In fact, I would turn it the other way round. I argue that language was that unique behaviour shared between the sister genera
Homo
and
Paranthropus
2.5 million years ago which enabled them, cooperatively and flexibly, to survive the barren cycles of the Pleistocene ice epoch and thus drove their brain growth. According to Baldwin’s ‘new behaviour before adaptive physical change’ coevolution theory, they must have had some form of language to start with. It would be hard to argue that the symbolic coded lexicon and syntax of complex language and the productive cooperation it unlocks should not benefit in a graded way from an increase in computing power. Put simply, it is much more likely that we were already communicating usefully and deliberately 2.5 million years ago, and that this drove our brain growth, than that our brain grew until some threshold size was reached and, like Kipling’s Elephant’s Child with its new trunk, we suddenly discovered we could talk.

Symbolic thought and language: purely human abilities?

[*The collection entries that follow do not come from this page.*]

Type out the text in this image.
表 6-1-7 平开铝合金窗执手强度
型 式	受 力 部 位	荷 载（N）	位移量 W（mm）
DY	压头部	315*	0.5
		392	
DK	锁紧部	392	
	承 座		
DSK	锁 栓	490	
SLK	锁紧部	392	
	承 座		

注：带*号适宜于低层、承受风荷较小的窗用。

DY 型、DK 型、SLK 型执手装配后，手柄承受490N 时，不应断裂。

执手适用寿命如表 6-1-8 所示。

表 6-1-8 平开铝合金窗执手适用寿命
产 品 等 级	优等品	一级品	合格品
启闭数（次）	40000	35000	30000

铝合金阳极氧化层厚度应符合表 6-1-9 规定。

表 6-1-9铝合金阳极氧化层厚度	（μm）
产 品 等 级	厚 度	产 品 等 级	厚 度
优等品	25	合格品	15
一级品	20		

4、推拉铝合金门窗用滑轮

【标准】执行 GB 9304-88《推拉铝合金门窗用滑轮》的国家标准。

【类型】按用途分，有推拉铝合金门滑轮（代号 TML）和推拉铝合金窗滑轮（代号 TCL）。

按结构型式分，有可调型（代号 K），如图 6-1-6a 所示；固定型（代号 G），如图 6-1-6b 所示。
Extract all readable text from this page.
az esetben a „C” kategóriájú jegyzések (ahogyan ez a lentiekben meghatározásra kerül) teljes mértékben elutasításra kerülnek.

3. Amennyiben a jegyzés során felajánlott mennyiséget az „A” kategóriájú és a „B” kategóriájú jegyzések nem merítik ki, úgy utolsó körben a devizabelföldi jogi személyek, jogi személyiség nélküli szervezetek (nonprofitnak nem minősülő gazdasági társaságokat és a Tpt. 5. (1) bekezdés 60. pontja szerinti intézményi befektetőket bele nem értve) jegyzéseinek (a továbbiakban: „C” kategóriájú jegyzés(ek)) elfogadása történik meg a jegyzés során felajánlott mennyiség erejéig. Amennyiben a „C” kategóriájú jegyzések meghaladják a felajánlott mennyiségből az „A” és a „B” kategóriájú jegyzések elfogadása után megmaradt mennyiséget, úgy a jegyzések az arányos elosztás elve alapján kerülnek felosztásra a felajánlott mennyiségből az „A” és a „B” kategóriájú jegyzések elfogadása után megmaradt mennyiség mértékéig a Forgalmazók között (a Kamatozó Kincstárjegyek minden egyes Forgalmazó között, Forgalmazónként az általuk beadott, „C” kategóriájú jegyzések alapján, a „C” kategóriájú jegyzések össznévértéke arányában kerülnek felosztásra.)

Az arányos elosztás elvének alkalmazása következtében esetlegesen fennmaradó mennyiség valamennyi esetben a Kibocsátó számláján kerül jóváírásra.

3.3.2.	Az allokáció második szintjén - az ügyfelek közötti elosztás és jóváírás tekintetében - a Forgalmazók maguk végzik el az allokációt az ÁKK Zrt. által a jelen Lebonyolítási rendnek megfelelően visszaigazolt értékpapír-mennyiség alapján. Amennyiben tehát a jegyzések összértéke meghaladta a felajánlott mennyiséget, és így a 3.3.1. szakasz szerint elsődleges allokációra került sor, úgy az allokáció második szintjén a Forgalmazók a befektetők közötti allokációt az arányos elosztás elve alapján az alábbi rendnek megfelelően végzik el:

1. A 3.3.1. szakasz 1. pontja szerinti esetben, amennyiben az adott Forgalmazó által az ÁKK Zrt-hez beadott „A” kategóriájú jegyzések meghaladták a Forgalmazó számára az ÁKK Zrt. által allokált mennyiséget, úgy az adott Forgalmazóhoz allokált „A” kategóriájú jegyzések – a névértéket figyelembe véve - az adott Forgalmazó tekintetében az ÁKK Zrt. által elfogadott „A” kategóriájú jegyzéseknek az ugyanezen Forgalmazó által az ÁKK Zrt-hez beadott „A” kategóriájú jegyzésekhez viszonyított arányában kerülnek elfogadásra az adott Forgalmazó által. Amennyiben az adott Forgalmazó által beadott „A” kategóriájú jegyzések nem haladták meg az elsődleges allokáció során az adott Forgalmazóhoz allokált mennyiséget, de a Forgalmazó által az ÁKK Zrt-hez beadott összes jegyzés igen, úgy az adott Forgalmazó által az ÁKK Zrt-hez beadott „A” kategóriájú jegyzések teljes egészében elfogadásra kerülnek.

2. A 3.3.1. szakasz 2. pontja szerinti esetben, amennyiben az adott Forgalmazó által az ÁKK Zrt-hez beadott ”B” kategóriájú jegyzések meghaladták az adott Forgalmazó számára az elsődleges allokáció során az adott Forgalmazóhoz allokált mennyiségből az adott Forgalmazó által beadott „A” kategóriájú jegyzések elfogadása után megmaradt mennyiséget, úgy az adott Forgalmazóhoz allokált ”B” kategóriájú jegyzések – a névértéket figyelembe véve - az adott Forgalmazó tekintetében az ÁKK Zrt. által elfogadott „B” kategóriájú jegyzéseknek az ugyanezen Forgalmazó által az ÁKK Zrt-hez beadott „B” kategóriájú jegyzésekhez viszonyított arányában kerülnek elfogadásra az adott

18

Deliberate communication of one form or another undoubtedly started a long time ago in animals. Vocal speech is merely the most sophisticated form of animal communication, and has selected for a number of specialized physical changes in humans. Vocal speech has special advantages over simple gesture language apart from its ability to convey complex ideas. We can communicate in the dark, through trees, and without looking at the person we are speaking to. It is much easier to con, deceive, and tell lies, and to hide our communication from strangers speaking other tongues. Children learn to lie at around the age of four. Some have suggested that males’ prowess at telling jokes, and making females laugh, might have been an element in sexual selection. Like all other aspects of culture, however, language was invented and has to be internally reinvented in every child learning to speak.